Kültür balıkçılığında Avrupa standartlarını ne zaman yakalayacağız?

Bizim iki türlü su ürünleri desteğimiz var; birincisi sizin de dediğiniz gibi kültür balıkçılığı ve bu alanda alabalık, sazan, kurbağa yetiştiriciliği destekliyoruz. Su ürünlerinde elde edilen balığın işlenmesi, mamul ürün haline getirilmesi, depolanması ve o şekilde ikincil ürün olarak satılması şeklinde bir desteğimiz de var yani iki türlü destek veriyoruz.

Tabii ki ülkemizin üç tarafı denizlerle çevrili ve ülkemizde de çok ciddi manada balık elde ediliyor. Aslında bakarsanız bizim balık tüketimimiz artıyor ve bu kültür zamanla bizim ülkemize de oturuyor. Kültür balıkçılığı tesislerinin yaygınlaşması ile beraber yılın 12 ayında balık ülkemizde tüketilmeye başlandı. Bu da iki türlü gerçekleşiyor; birincisi avcılık var, denizlerde ve tatlı sularda, bir de kültür balıkçılığı dediğimiz yetiştirilme şeklinde var. Bildiğimiz gibi av sezonu 1 Eylül’de başlar ve 1 Mayıs’ta biter onun dışında kalan zamanlarda kültür balıkçılığı ile ülkemizde üretim teşviki sağlanır. Şu anda bir gelişme var. Biz iyi bir noktadayız ve tabii ki daha iyi bir nokta için çalışıyoruz.

Son dönemlerde çoban sorunu ile karşı karşıyayız… Bunun çözümü nedir?

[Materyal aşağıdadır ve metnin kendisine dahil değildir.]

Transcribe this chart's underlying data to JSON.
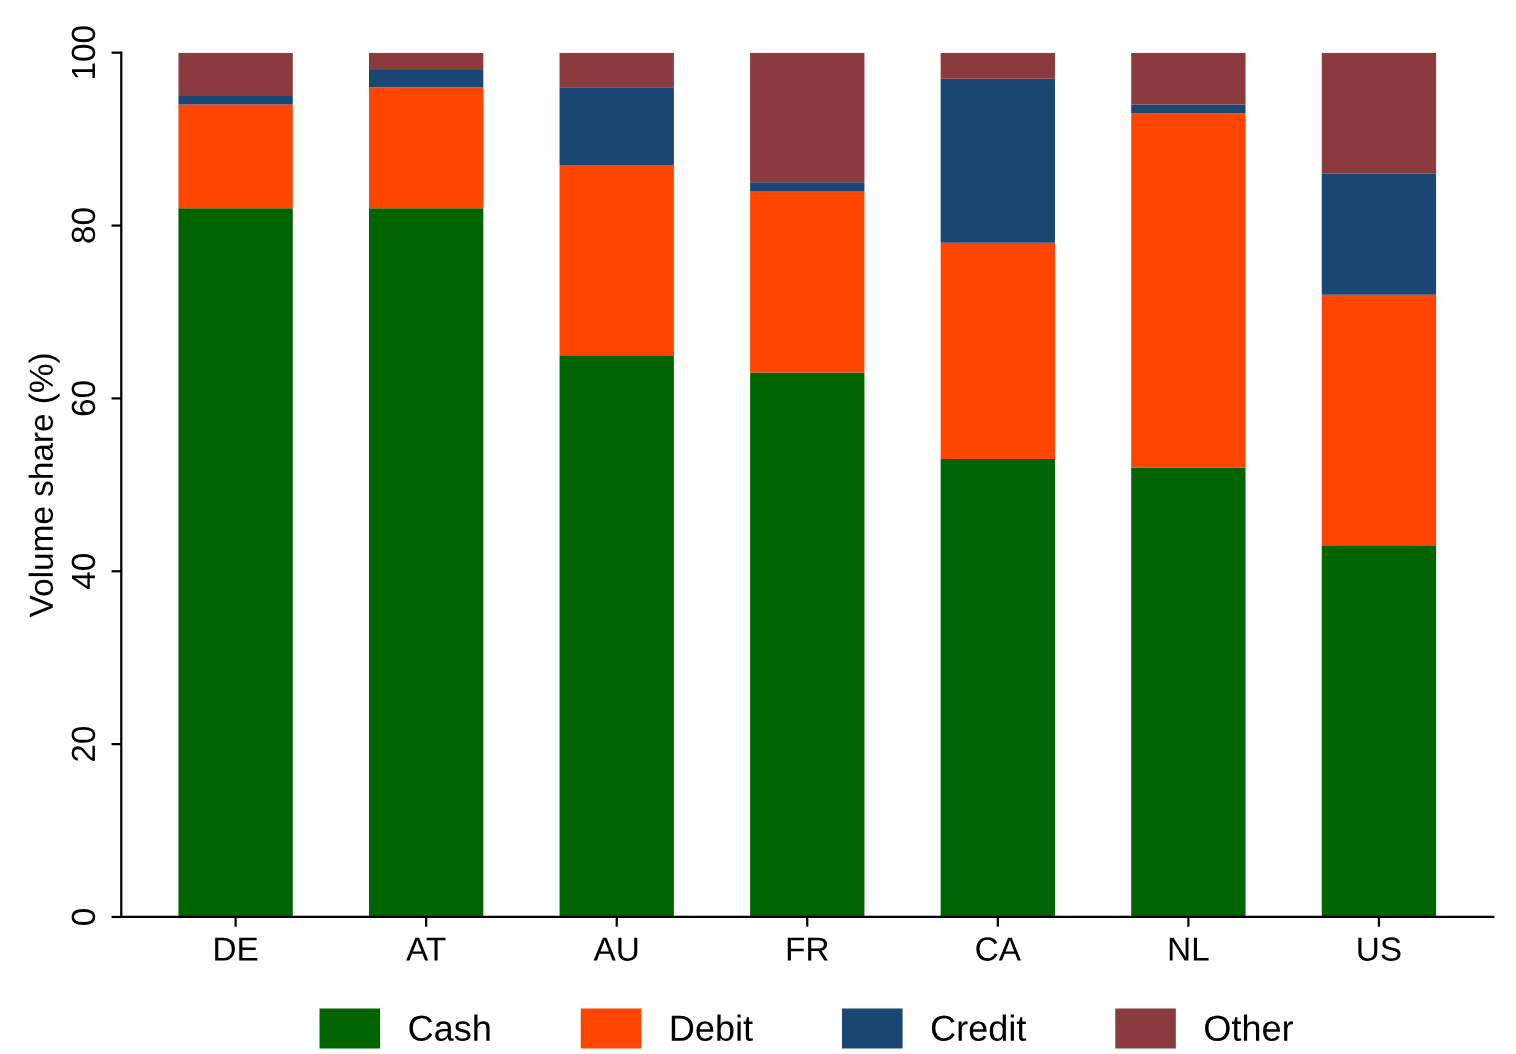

Artık biz ona “sürü yöneticisi” diyoruz, bütün il müdürlüklerimizde, 81 ilimizin tamamında sürü yöneticisi ile ilgili eğitimler veriliyor ve bunları bakanlık teşvik veriyor. Mesela bir sürü yöneticisini bir yerde çalıştırdığınızda bakanlık 5 bin lira 1 yılda o çiftçimize destek veriyor sürü yöneticisini çalıştırdığı için. Bununla ilgili teşvikler var, destekler var. Doğrusu çobanlık zor bir meslek, onun için de bir taraftan da teşvik edilmesi gereken, mutlak süratte ek kaynaklar ile donatılması gereken bir meslek. Kurslar ile sayılar artıyor artık. Sürü yöneticisi kursları ile sertifikalarını alanlar özel de birkaç kişiye çobanlık yapıyorlar. Devlet de bunun bir kısmını destekliyor ve uygun miktarda da maaşını alıyorlar. Bu artacaktır, yani bunun artacağına dair rakamlar da geliyor. Teşvikler devam edecek inşallah bakanlıklarımız devam ettirecek, devam edildiği sürece de bu ihtiyaç karşılanacaktır.

Turizm için teşvikleriniz nelerdir ve şuanda turizmde ne durumdayız?

Biz kırsal turizmi 4 yıldır destekliyoruz. 500’e yakın kırsal turizm tesislerimiz var, butik otellerimiz var, at çiftliği yapan yatırımcılarımız var, Mardin’de aqua parkımız var, Ordu da restoranlar destekledik, Trabzon’da çok sayıda yeme içme tesislerini destekledik kırsal alanlarda. Bu desteklerimiz 42 ilin tamamında mevcut.

Kırsal alanda yapılabilecek turizm aktivitelerini destekliyoruz, bunu sadece otel olarak düşünmüyoruz, yeri geldiğinde de bir rekreasyon alanı da kırsal turizm yatırımıdır. Çok sayıda da projemiz var. 2011’in Ağustos ayından beri Türkiye’de proje alıyoruz ve bugün itibari ile 11 bin projeye ulaştık. Bugün artık, Brüksel’de gerçekleştirdiğimiz toplantılarda TKDK’nın destekleri ve oluşturduğu projeler Avrupa Birliğinde bir başarı hikâyesi olarak gösteriliyor. Çok sayıda ülkede eğitimler veriyoruz, oradaki yatırımcılar bizden bir takım bilgiler alıyor; bu alanda da bir misyon yüklenmiş durumdayız. İnşallah kendi çalışmalarımızı katlayarak arttıracağız ve tanıtımımızı da arttırmaya çalışacağız. İnsanlar bizi daha çok tanısın daha çok bilinelim istiyoruz; o yönde de çalışmalar yapıyoruz önümüzdeki süreçte yine tempoyu arttırarak yatırımcılara, iş yapmak isteyen herkese ulaşmaya gayret edeceğiz.